There is another aspect to hardback books which is slightly puzzling: with the exception of those few best-selling authors or word-of-mouth successes, hardback books really don’t sell. It is generally the hardbacks that get sent back to the suppliers at the end of the month. In particular hard-backed children’s picture flats are completely baffling for a bookseller. Even the latest book from Axel Scheffler and Julia Donaldson doesn’t sell particularly well in hardback – in paperback they sell constantly! There are exceptions to this – many of the gorgeously beautiful illustrated books arriving from small publishers like Graffeg and Tiny Owl are in hardback and they do sell. But that is another blog! Older children’s fiction and YA writing seems to go into hardback randomly – some arrive first in hardback, and some are published straight into paperback – and the popularity of the author seems to have little to do with it. I did ask the Director of a publishing company how they chose the children’s fiction that was going to be published first in hardback; the answer was ‘Any book we think we can get away with.’

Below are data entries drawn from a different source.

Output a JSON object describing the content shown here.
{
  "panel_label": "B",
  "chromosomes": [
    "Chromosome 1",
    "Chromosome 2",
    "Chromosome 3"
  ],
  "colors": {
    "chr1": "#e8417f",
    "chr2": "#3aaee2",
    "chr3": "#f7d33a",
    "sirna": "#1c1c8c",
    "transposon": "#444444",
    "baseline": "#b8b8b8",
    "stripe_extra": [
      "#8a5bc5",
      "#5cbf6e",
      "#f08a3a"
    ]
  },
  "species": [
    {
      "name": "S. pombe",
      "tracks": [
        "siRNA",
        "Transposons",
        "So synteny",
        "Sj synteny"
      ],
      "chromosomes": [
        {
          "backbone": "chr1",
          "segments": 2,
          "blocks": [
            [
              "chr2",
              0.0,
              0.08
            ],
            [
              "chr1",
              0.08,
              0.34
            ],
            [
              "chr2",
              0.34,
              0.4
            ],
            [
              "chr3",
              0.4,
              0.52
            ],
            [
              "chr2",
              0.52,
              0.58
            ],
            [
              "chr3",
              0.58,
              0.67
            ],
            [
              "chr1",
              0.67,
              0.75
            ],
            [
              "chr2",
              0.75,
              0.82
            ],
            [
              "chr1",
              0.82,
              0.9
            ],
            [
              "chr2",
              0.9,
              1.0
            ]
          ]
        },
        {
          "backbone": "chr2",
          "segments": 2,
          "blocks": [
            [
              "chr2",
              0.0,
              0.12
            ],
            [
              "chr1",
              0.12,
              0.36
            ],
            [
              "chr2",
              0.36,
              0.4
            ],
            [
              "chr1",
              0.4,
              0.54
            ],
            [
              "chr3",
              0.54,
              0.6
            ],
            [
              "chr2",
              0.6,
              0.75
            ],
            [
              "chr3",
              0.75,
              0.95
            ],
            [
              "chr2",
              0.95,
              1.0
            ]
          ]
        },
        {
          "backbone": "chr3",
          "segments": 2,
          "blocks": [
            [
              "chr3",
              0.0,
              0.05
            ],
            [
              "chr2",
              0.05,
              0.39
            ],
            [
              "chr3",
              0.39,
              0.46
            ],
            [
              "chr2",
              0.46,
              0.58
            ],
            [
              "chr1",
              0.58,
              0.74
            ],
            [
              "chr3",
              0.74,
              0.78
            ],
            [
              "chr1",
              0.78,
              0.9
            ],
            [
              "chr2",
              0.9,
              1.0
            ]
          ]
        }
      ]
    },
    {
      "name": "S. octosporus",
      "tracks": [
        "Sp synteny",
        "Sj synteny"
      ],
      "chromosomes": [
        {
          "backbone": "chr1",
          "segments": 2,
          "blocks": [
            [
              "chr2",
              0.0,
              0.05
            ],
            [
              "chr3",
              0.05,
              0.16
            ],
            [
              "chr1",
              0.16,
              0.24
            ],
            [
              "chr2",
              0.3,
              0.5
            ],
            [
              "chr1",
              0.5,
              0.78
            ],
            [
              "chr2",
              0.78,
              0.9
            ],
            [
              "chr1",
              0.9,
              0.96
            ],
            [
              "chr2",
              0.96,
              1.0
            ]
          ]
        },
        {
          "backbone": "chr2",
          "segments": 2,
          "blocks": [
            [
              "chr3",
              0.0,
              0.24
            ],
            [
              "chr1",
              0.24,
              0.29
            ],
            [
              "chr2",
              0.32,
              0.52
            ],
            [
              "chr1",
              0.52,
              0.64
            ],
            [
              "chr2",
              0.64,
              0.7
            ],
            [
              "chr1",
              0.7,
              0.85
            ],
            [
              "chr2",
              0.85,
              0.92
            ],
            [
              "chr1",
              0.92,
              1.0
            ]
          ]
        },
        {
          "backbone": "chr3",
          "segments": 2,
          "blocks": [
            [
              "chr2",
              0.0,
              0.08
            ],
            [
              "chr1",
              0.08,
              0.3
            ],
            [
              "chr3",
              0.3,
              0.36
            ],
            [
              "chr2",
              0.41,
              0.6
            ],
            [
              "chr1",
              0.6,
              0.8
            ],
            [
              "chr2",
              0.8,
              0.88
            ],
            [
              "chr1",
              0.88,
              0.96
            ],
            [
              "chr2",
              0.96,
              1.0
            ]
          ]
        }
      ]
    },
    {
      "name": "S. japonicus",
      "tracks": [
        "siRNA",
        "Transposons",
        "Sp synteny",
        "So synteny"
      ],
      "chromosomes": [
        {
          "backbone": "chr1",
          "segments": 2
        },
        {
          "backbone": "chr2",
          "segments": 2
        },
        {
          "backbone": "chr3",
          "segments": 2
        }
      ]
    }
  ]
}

Competing with high street chains and online retailers is simply something that comes with the territory of being a small business of almost any sort. We are quite used to it and we are absolutely prepared to accept that we need to do things differently and offer customers something that they can’t get from online purchasing, or from a chain – and we enjoy ourselves immensely in the process! Normally, we don’t consider heavily discounted hardbacks from best-selling authors to be a problem, it is just part of being a business. However, The Book of Dust is different; it is from one of the most important and challenging authors of both this century and the last, whose work has added gold to our cultural canon. It is also very long-awaited. In the case of this book I can’t and I won’t shrug it off and say: ‘Ah well, we’ll stock something else’. I’d be an appalling bookseller if I didn’t find the courage to say that yes, in this case, this is something we should be talking about.